Tha relational model:

A relation or table is a collection of rows. Can read all or some rows based on conditions. Indexes are built by query optimizer. To query data on different dimensions, new indexes are built.

Relational vs Document Databases:

Document DBs store in hierarchical structure. In both relational vs document, a reference ID to other relation or document is maintained. Joins are made using this relation ID.

In document DBs, joins are made by application and in case of many-many, the application can become complex and slow when compared to joins in native DB layer. Hence highly connected data are recommended to use relational DBs.

Document DBs are schema-less or schema on read. Schemas are at application layer. Schema on read are runtime checks while schema on write are compile time checks. Schema changes are application level changes and both old & new schemas should be supported.

In relational, a schema change is migration of DB relations and move all data to latest schema version.

Both relational & document DBs support XML, JSON based modelling.

A hybrid of relational and document DB features is quite flexible and might be the path in the future.

SQL is declarative query language. It is more attractive then the imperative language in which many applications are coded. Declarative queries can be parallelized while it's difficult to parallelize imperative code because it executes on an order. CSS is also a declarative language. CSS styling is better than using JS to style elements imperatively.

Map reduce querying:

It's neither a declarative nor a imperative. Somewhere in-between.
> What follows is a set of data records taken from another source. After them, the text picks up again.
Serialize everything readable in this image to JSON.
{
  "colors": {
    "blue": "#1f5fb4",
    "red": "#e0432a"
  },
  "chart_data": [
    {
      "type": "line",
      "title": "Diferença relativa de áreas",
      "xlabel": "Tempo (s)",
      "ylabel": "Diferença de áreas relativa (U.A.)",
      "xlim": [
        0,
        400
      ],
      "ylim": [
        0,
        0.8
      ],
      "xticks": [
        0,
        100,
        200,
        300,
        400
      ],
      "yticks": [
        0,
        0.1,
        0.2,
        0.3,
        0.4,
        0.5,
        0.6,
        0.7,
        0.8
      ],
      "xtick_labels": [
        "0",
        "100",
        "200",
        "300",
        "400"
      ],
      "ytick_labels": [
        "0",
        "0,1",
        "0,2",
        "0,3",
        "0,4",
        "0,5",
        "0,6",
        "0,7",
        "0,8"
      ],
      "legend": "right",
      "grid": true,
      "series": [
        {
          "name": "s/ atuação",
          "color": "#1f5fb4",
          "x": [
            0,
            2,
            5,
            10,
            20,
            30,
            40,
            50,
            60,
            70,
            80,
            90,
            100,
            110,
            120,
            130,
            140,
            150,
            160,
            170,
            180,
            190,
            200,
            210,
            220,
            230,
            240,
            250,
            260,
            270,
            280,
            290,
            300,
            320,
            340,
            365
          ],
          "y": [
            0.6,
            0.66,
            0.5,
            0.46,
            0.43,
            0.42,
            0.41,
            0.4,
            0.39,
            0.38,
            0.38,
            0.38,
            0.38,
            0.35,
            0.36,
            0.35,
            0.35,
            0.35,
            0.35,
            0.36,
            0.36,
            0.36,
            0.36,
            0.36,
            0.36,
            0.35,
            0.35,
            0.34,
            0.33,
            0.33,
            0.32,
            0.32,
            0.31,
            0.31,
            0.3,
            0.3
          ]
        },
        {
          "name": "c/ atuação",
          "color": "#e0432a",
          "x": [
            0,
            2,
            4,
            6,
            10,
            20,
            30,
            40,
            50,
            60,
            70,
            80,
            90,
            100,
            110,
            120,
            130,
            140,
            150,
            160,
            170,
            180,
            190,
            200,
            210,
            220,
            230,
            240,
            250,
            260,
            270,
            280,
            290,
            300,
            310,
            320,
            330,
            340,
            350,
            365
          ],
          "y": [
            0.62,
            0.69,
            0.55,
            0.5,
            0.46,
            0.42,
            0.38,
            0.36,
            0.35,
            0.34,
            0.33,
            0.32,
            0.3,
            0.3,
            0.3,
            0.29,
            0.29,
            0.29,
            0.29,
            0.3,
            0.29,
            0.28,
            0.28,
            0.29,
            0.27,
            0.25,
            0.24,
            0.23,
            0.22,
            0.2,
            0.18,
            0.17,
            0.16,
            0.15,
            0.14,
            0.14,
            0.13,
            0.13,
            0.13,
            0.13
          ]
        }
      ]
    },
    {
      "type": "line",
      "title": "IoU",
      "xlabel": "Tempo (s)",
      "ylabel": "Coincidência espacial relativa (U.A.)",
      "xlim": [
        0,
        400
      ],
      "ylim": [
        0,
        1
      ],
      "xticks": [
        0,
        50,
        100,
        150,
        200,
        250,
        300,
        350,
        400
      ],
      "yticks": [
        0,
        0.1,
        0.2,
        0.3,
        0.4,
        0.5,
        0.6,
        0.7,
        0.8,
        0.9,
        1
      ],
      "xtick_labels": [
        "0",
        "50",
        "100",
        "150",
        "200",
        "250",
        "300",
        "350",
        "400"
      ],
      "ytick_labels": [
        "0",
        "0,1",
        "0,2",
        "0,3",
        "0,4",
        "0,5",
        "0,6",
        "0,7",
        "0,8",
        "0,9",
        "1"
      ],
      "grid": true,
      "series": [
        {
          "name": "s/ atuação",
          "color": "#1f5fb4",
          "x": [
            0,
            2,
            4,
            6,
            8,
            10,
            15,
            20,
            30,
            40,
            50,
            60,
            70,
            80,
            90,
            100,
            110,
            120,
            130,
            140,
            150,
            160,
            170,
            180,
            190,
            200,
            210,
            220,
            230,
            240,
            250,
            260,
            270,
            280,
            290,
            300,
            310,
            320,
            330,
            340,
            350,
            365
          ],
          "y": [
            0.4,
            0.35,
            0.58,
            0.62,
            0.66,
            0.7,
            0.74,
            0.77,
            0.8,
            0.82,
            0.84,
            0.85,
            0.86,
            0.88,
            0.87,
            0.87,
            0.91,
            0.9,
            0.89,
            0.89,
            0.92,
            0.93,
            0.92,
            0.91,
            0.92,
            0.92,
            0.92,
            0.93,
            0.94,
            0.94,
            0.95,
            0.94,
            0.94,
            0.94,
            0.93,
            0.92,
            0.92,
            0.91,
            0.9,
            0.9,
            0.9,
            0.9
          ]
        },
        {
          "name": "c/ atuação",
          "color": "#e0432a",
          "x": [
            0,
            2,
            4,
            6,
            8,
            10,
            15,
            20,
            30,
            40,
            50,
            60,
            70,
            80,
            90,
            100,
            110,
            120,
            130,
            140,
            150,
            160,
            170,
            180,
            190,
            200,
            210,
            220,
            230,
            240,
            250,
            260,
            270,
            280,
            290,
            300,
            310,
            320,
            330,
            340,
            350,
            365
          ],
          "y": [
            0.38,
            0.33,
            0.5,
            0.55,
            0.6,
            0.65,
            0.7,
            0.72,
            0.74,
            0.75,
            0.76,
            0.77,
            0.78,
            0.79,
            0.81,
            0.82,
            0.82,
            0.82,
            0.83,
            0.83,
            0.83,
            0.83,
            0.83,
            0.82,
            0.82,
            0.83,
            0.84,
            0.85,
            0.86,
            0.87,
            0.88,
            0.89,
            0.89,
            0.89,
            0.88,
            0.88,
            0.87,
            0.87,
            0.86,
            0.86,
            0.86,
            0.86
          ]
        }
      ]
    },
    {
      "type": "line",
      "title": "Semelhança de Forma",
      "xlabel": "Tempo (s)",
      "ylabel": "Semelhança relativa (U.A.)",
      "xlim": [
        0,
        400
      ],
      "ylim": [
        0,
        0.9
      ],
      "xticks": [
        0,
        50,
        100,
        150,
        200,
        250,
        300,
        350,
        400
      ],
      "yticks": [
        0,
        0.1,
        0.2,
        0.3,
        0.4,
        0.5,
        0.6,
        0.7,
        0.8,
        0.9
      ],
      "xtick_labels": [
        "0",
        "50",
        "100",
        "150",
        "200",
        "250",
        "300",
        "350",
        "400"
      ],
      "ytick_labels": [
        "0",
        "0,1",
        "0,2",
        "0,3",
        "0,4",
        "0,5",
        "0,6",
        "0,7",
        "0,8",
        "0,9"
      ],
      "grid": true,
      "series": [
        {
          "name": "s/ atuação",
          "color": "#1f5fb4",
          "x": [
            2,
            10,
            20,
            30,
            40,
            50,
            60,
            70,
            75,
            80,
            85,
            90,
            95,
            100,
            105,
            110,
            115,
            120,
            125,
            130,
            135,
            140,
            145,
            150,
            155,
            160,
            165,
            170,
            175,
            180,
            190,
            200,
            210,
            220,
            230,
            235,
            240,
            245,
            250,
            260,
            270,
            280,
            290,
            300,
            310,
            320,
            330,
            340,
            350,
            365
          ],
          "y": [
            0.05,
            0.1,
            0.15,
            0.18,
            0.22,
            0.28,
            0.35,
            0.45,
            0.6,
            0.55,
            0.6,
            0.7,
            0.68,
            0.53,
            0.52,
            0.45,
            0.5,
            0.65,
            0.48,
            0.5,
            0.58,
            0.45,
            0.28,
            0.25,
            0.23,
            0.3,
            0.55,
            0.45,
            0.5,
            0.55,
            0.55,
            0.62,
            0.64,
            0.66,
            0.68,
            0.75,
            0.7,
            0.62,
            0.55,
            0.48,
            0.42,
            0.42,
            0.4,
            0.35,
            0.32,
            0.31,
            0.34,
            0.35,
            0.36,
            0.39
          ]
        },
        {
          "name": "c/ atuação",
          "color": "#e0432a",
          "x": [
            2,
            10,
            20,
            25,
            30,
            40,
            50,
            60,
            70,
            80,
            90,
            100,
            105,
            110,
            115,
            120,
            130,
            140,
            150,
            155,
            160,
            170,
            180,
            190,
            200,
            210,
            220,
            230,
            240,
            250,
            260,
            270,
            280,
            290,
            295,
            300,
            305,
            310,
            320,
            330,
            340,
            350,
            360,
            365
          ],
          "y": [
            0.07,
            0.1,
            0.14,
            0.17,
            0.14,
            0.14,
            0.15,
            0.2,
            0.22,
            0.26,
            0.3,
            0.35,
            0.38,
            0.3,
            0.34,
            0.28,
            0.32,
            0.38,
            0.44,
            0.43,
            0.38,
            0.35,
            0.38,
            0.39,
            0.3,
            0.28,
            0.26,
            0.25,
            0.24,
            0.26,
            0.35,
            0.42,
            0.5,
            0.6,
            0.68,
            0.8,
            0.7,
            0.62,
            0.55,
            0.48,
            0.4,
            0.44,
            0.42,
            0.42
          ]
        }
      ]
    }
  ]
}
It's expressed in code. The map operations collect records and reduce are fold / eject records. Restrictive in what they are allowed to do. They must accept pure functions and must not have side effects. MR is lower level query language and SQL can be expressed as set of MR functions.

Graph like data models:

Common use case is many to many relationships. Relational DBs make many such relations complex. Instead vertices & edges represent these relations better.

Property graphs:

Each vertex consists of unique identifier and collections of properties. Each edge has a identifier, a head & tail vertex and collections of properties. Pros:

Any vertex can be connected by edge to any vertices.
Given a vertex, you can query for it edges or relations to other vertices.
By using labels for different kind of relationships, we can store any kind of data and can have varying granularity.
New relations are easier to create and easily evolvable.
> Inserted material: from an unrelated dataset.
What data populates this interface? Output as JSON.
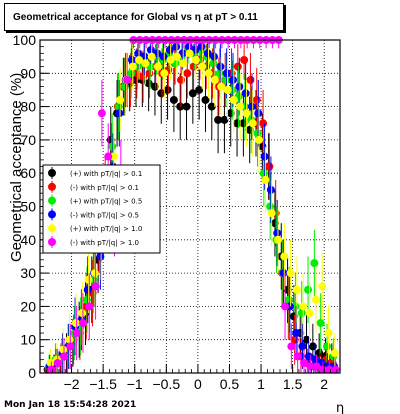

Cipher, Triple-Stores, SPARQL are examples.

Cipher is built for Neo4j graph database. Queries are made based on the properties in vertex and edges.

In Triple-Stores, all information are stored in form of subject, predicate or verb & object. Subject and object are vertices and predicate is the edge.

The RDF data model:

The Resource Description Framework is a World Wide Web Consortium standard originally designed as a data model for metadata. It has come to be used as a general method for description and exchange of graph data

SPARQL is an RDF query language—that is, a semantic query language for databases

Datalog is older language and laid the foundation for many new query languages. It's model is predicate, subject & object.